Maryse Luzolo springt nach Eugene (Fotos: IRIS)

Bei der Junioren-Gala im Mannheimer Michael-Hoffmann-Stadion hat Weitspringerin Maryse Luzolo von der LG Eintracht Frankfurt ihre bereits im Vorfeld erzielte Norm für die U20-WM im US-amerikanischen Eugene (22. bis 27. Juli) mit einem Sieg und einer neuen Saisonbestleistung von 6,30 Metern abgesichert. Auch der taktisch laufende Marc Reuther vom Wiesbadener LV wird über 800 Meter im US-Bundesstaat Oregon die deutschen Farben vertreten. Für die 4x400 Meter-Staffel haben sich mit neuen Bestzeiten Constantin Schmidt (TG Obertshausen) und Steffen Schattner (ASC Darmstadt) qualifiziert.

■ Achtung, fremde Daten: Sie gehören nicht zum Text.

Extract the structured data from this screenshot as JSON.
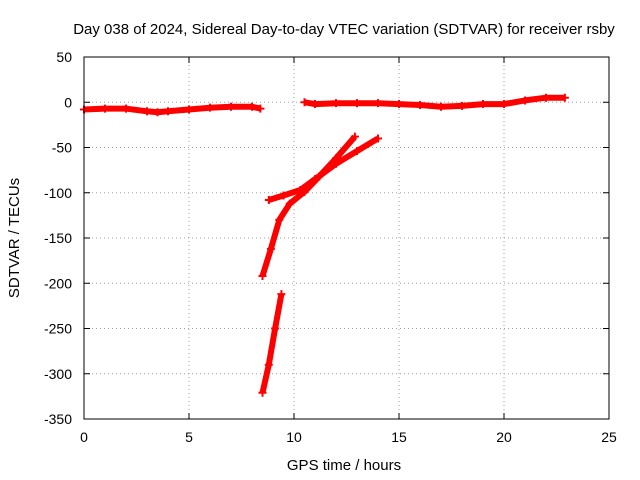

Zehnkämpfer Fabian Christ (LG Eintracht Frankfurter) absolvierte einen Formtest über 110 Meter Hürden und im Stabhochsprung. Ob eine deutsche Sprintstaffel in der männlichen Jugend nominiert werden wird und ob die Hessen Simon Schütz (Wiesbadener LV) und Nils Keßler (TV Herborn) dazugehören, ist noch offen.


Nach ihren 6,25 Meter bei der U23-DM in Wesel, mit denen Maryse Luzolo exakt die Vorgabe des Deutschen Leichtathletik-Verbandes (DLV) für Eugene erfüllte, galt es für die 19 Jahre alte Frankfurterin in Mannheim ihre gute Ausgangsposition zu verteidigen. Nur Anna Bühler (Unterländer LG; 6,26) war in diesem Jahr in der U20 in Deutschland bereits weiter gesprungen als Maryse Luzolo. Gleich mit ihrem ersten Sprung auf 6,23 Meter setzte sich die Hessin an die Spitze des internationalen Feldes, zu der zwei Schwedinnen, eine Dänin, eine Französin, eine Luxemburgerin, eine Litauerin und eine Schweizerin zählten. Von dieser Position ließ sich die deutsche Jugendvizemeisterin des Vorjahres nicht mehr verdrängen. Am nächsten kamen ihr noch Anna Bühler und die in der B-Gruppe springende Französin Rougui Sow, die in ihren fünften beziehungsweise sechsten Versuchen bei 6,20 Metern landeten. Mit dem Gefühl des sicheren Sieges ließ Maryse Luzolo in ihrem letzten Sprung noch eine neue Saisonbestleistung folgen: 6,30 Meter. Damit sicherte sich der Schützling von Trainerin Melanie Zecha den nächsten Einsatz im Nationaltrikot. Bei der U18-WM 2011 und der U20-EM im Vorjahr belegte Maryse Luzolo jeweils den vierten Platz.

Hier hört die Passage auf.